One of benefits of a claims-made policy is that changes to your current coverage or changes to the policy limits apply to past years as well. This is a positive benefit if the carrier expands coverage in the future.
Another feature of a claims-made policy is that the insured can move coverage from one carrier to another carrier. If you have an active claims-made policy you can apply to another insurance company that offers prior acts coverage for claims-made policies. Under this scenario, the new company takes the retroactive date from the old policy and endorses it onto the new policy. The new policy with the retroactive date from the previous policy now covers the same period of time as the old policy.
It is important to compare policy features prior to changing insurance companies be-cause the policy issued by the new company may have specific exclusions that significantly alter coverage once a switch is made.
From a pricing viewpoint, occurrence policies are more expensive than claims-made policies because they provide coverage for incidents that occurred during the policy year regardless of when the claim is reported. The occurrence policy provides a separate limit for each year protection is purchased.
Claims-made policies are initially significantly less expensive than occurrence policies. The premium for a claims-made policy is lowest during the first year because the policy only covers incidents that occurred in the first year and are reported as claims in that year. The premium increases during the second year because the policy now covers incidents that occurred during the first and second year as long as the claim is reported during the second year.
The claims-made premium continues to increase as the policy matures for five to seven years when the premium usually stabilizes. The reason it takes a long time for the claims-made rates to mature is that several years can elapse from when the incident occurred to when it becomes a claim.
If you have a claims-made policy for several years and buy the tail when the policy is terminated, the total cost begins to approach the rate of a comparable occurrence policy. Many claims-made policies offer free tail coverage for death, disability or permanent retirement, a feature that can result in considerable cost savings if you qualify.
You might ask “Which policy is better?” As noted above each policy has its benefits. With a claims-made policy you can increase your policy limits or add coverages as the need arises or as new coverages become available. The claims-made policy is more flexible and provides considerable cost savings during the early years. This could be important when you are starting a practice.
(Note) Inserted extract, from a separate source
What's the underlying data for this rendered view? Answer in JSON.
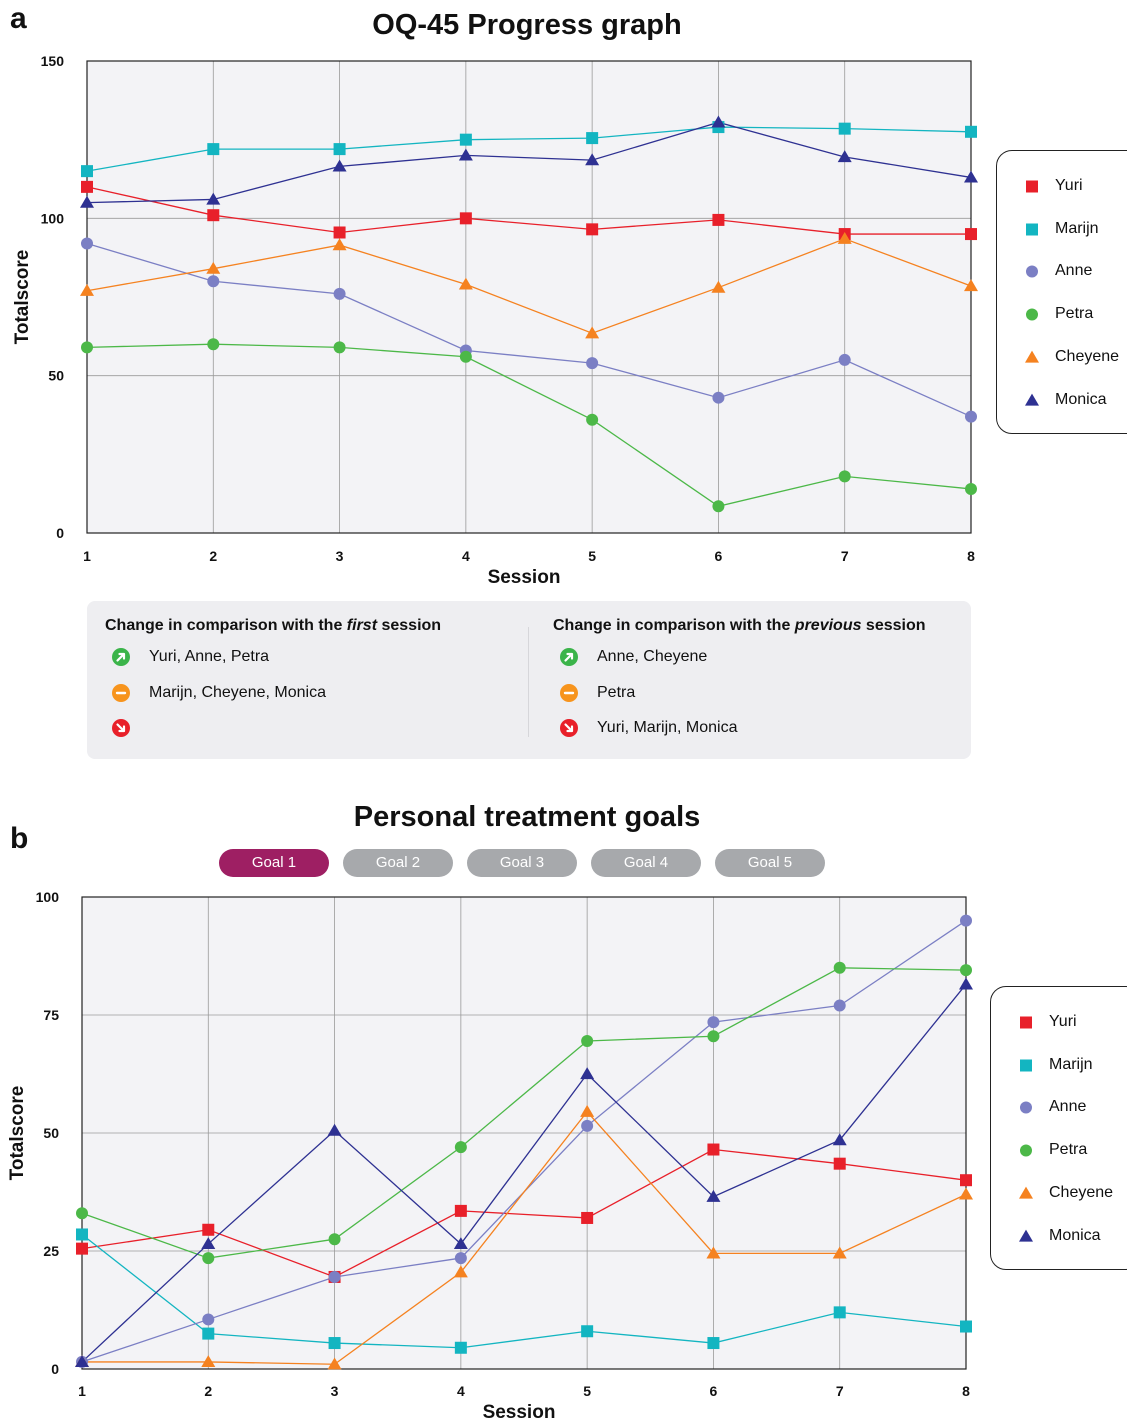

If you are worried that your current insurance company may go into receivership (the insurance equivalent of bankruptcy) you can move your claims-made coverage to a financially stronger insurance company. If the carrier for an occurrence policy goes into receivership, switching to a new financially stronger carrier will not remedy the problem with the former carrier.
The occurrence policy has the advantage of permanency. You do not have to renew the policy to maintain coverage for a year you were insured. You have separate limits each year you were insured so past claims will not erode the limits of future years of coverage.
What is important is that you understand how the policies work and make an informed business decision. It is extremely important that you take the time to read the policy and call your agent or broker if you have questions about what is and what is not covered.